The G7, the European Union, and Australia will implement the price cap, which adds on to the the EU's embargo on Russian crude imports by sea and equivalent promises made by the United States, Canada, Japan, and Britain.
It permits the shipment of Russian oil to third-party countries via G7 and EU tankers, insurance companies, and credit institutions only if the cargo is purchased at or below the price cap.
Since the majority of the world's shipping and insurance companies are based in G7 countries, therefore the cap may make it tough for Moscow to sell its oil at the market rate which is higher than the price cap.
Russia is the second-largest oil exporter opf the world and it has said on Sunday that it would reject the price cap imposed and would refuse to sell oil according to the conditions set by the G7 , even if it meant reducing output.
Since Soviet geologists discovered oil and gas in the swamps of Siberia in the decades following World War II, selling oil and gas to Europe has been one of the main sources of Russian foreign currency earnings.
Due to the delicate nature of the scenario, a source who asked not to be identified told the media that a declaration was being organized to restrict Russian enterprises and traders from communicating with countries and companies that are subject to the cap.
Essentially, such a decree would prohibit the export of oil and petroleum products to nations and companies that enforce it.
Nonetheless, with the price cap set at $60 per barrel, not far below the $67 level at which it closed on Friday, the EU and G7 countries expect Russia to continue selling oil at that price while accepting smaller profits.
The EU and the G7 will review the cap level every two months, with the first such review scheduled for mid-January.

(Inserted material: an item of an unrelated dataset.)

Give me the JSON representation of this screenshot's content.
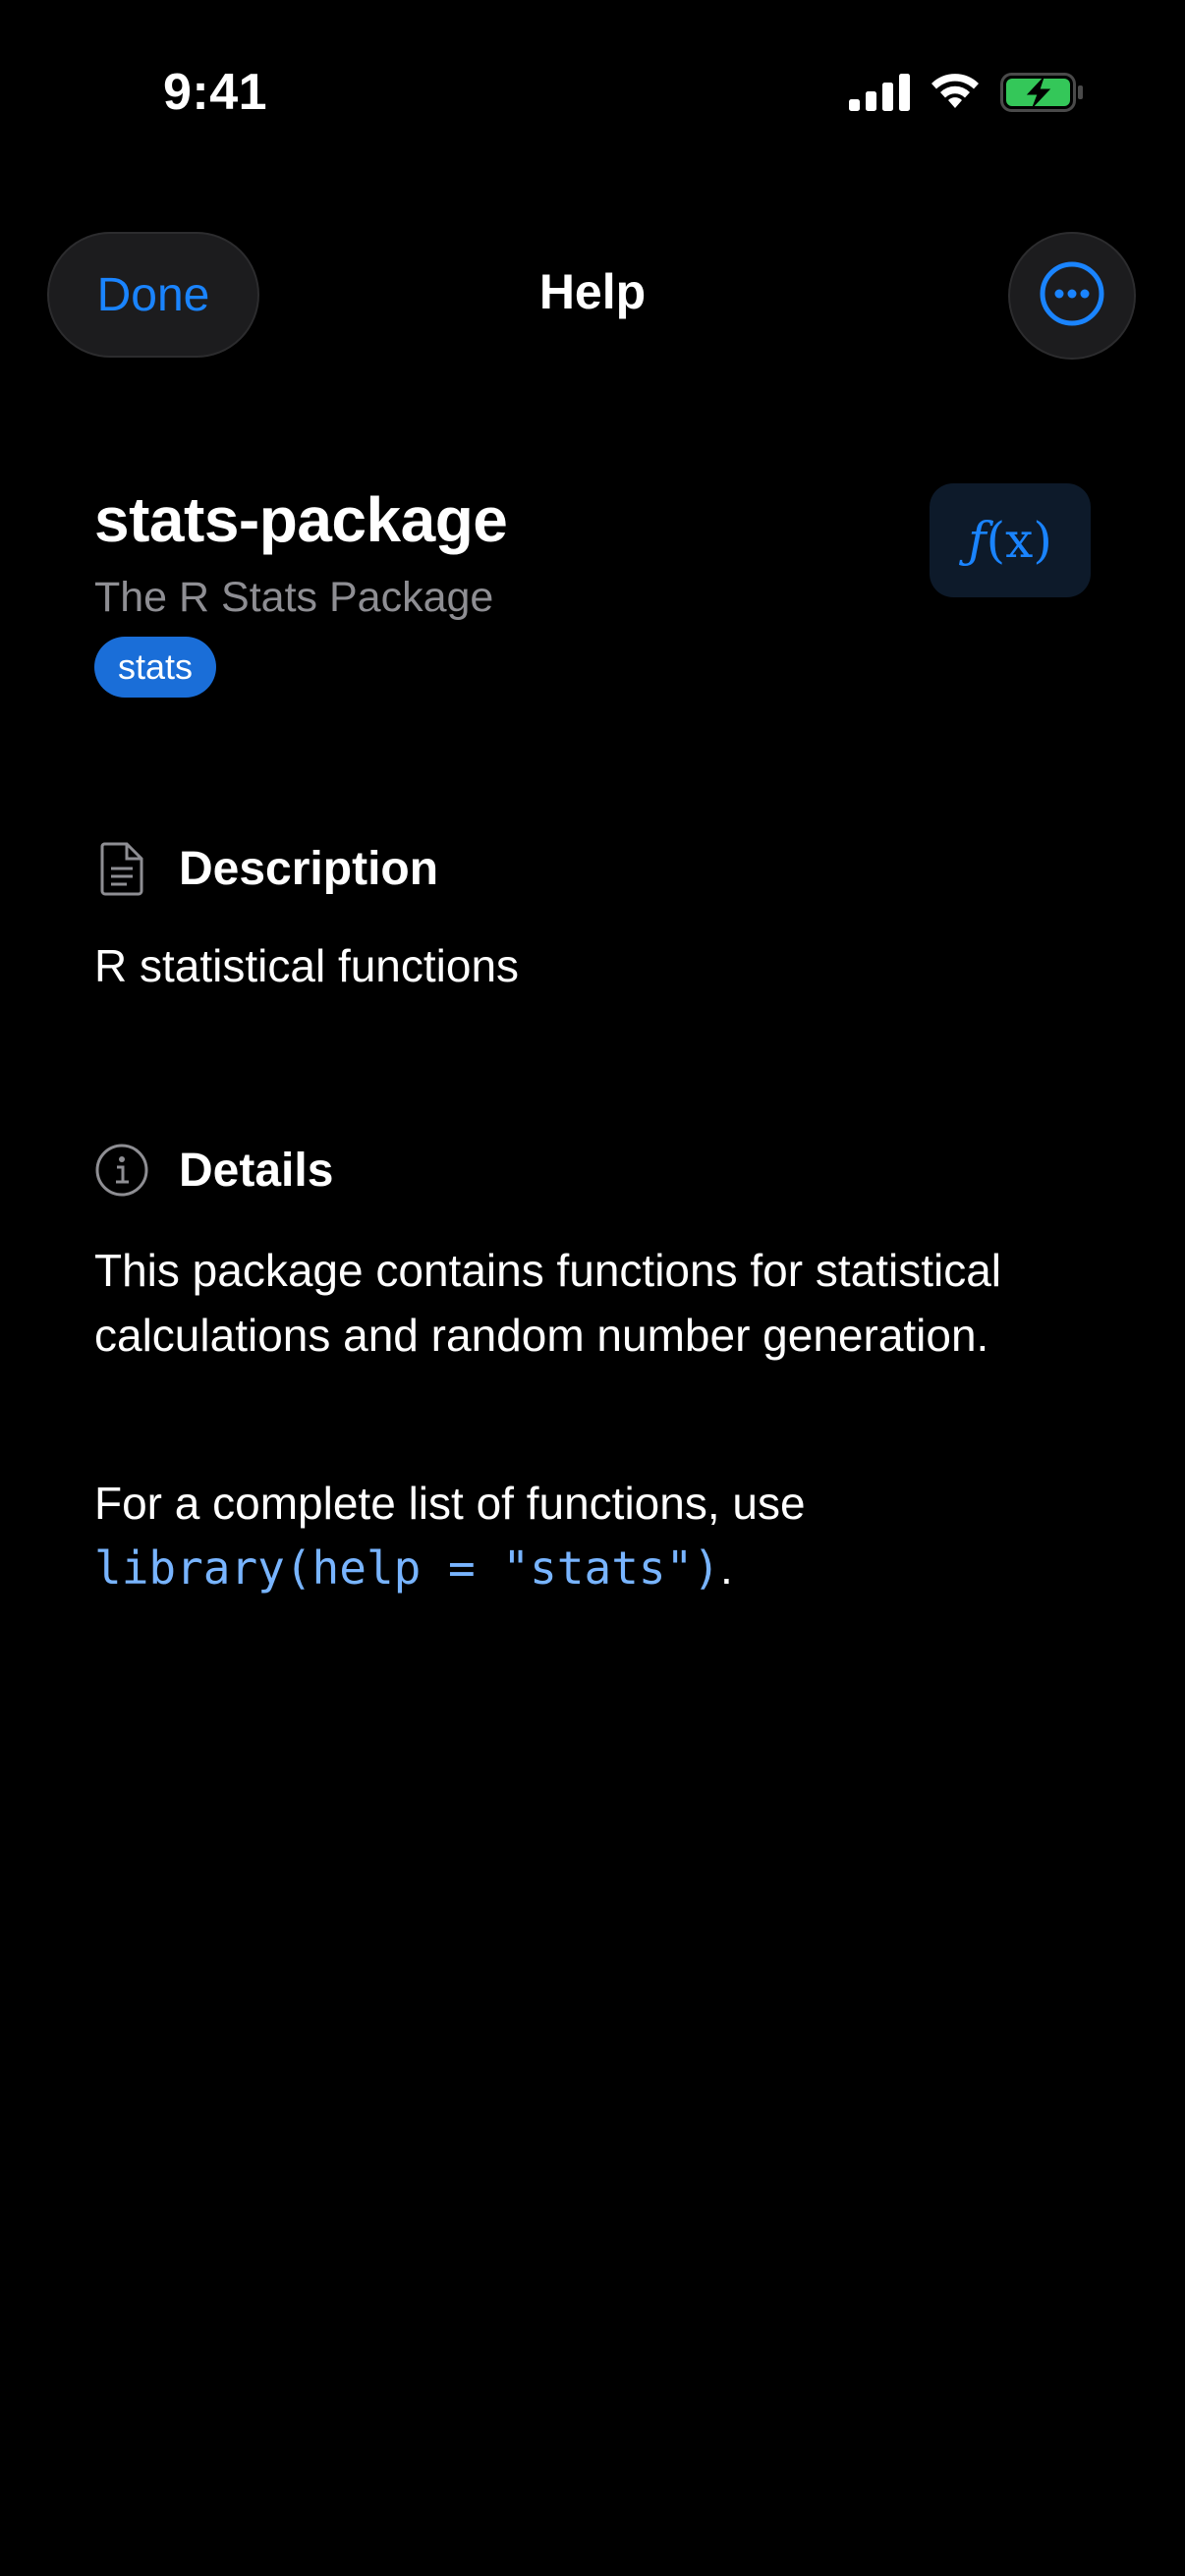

"This review should take into account ... the effectiveness of the measure, its implementation, international adherence and alignment, the potential impact on coalition members and partners, and market developments," the European Commission said in a statement.
The crude oil cap will be followed by a similar measure affecting Russian petroleum products on February 5, though the level of that cap has not yet been determined.